# Engagement Ring Box



## LewisJP (Sep 16, 2009)

Hello Everyone, 
I am working on drawing out a plan for a ring box. I was wondering if anyone has any past experience in making engagement ring boxes. And looking for any tips or hints. Any type of help would be greatly appreciated! Thanks
LewisJP


----------



## Ancientwood (Oct 5, 2009)

Hello Lewis,

I don't have any past experience with making an engagement ring box, but I've got some ideas. Instead of building a small box what if you took a small piece of wood about 4" square, rounded all the edges and smoothed it out, and then cut it right down the center on the band saw.
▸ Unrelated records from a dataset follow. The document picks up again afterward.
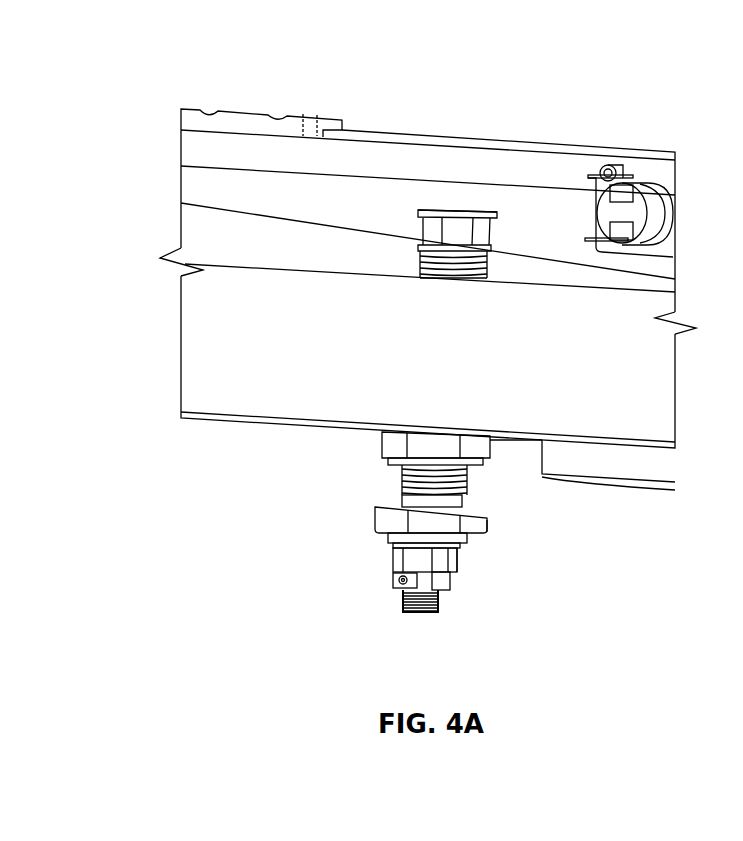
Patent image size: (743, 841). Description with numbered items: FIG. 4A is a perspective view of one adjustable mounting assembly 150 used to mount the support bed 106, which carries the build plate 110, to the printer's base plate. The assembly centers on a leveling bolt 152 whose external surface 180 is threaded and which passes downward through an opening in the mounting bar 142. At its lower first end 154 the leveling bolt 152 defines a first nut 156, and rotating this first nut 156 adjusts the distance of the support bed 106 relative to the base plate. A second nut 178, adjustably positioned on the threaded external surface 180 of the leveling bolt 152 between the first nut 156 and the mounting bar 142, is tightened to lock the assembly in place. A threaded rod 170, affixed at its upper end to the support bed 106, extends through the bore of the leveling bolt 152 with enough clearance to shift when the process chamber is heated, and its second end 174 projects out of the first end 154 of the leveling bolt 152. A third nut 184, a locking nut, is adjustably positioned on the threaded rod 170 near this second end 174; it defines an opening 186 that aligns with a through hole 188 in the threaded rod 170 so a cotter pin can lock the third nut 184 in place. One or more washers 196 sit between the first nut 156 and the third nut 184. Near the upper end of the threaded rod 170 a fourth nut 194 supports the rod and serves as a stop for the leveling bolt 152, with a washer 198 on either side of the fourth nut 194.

The support bed 106 is at (181, 148).
The build plate 110 is at (390, 133).
The mounting bar 142 is at (197, 338).
The adjustable mounting assembly 150 is at (300, 548).
The leveling bolt 152 is at (470, 484).
The first end 154 is at (490, 527).
The first nut 156 is at (380, 517).
The threaded rod 170 is at (420, 612).
The second end 174 is at (403, 603).
The second nut 178 is at (492, 450).
The external surface 180 is at (400, 471).
The third nut 184 is at (395, 553).
The opening 186 is at (457, 587).
The through hole 188 is at (395, 582).
The fourth nut 194 is at (423, 228).
The washers 196 is at (472, 546).
The washer 198 is at (460, 212).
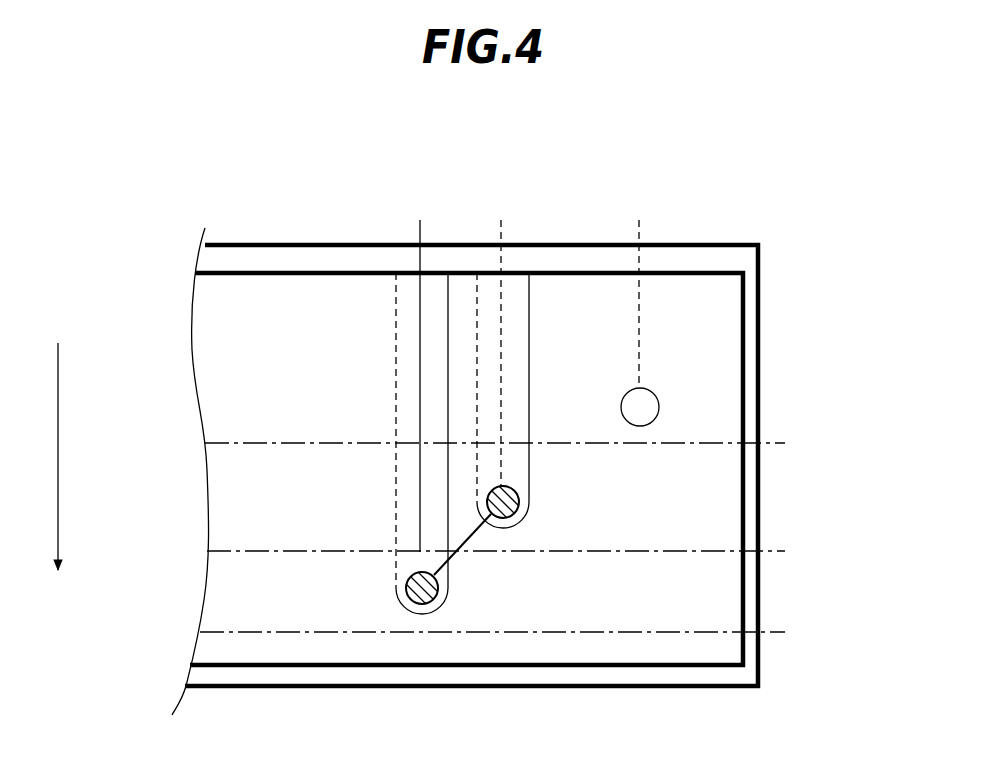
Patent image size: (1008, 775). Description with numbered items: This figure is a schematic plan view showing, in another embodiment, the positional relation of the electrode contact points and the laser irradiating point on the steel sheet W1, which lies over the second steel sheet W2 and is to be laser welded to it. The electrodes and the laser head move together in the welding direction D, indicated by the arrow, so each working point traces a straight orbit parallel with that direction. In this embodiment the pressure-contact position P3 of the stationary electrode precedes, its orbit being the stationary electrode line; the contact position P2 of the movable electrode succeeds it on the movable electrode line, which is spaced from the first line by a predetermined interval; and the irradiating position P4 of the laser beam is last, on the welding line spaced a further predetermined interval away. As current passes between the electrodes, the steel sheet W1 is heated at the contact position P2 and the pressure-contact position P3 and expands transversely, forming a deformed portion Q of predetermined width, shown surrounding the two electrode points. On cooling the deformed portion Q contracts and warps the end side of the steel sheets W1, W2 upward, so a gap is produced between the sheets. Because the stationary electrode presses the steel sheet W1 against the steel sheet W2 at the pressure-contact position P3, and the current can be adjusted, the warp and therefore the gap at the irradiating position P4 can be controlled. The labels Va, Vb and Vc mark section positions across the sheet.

Then you could hand carve out a ring sized cavity in both halves, put a small hinge on one side, and you could have a cool little box made from one piece of wood! I bet it would close tight (if you were careful with your band saw cutting, and did a bit of sanding afterwards) and not only that, it would give it a cool look to have the grains match up so that when its closed it looks like a small chunk of wood. I think that would be easier too, than trying to build a small box with sides and all. If you wanted something real special, I'd cut it out of a piece of active grained Ancient Kauri 










Hope that my opinion helps!

Cedric
Ancientwood Ltd.
160 Madeline Island
La Pointe WI 54850
www.ancientwood.com


----------



## drwilson85 (Dec 10, 2008)

Hey Ancientwood, I just checked out your companies website. Just how much is that bigass table worth? Im curious though how much a chunk of that Ancient Kauri would cost. About a 4x4 chunk by 1" thick, that is a BEAUTIFUL species of wood.


----------



## gjhzyy (Oct 18, 2009)

I want to know how to deal with this problem.


----------



## woodnthings (Jan 24, 2009)

*Really?*



gjhzyy said:


> I want to know how to deal with this problem.


Really!


----------



## cabinetman (Jul 5, 2007)

woodnthings said:


> Really!



That goes for me too...really!


----------



## danR78 (Jan 15, 2010)

unless you are using box joints or dovetails, use at least 3/8 inch stock. smaller than that and glue won't be enough over the long haul


----------



## machinistchest (Mar 3, 2008)

*Lighted Ring Box*

At the young age of eighty six my mom has just recently got married. The wedding ring was in a lighted box, I guessing it had a small LED light ,when the lid was opened it turned on.Y`all should have heard those ladies "it`s got a light in it" It stole the show. They really didn`t care about the ring .They wanted to see that box light up....MC


----------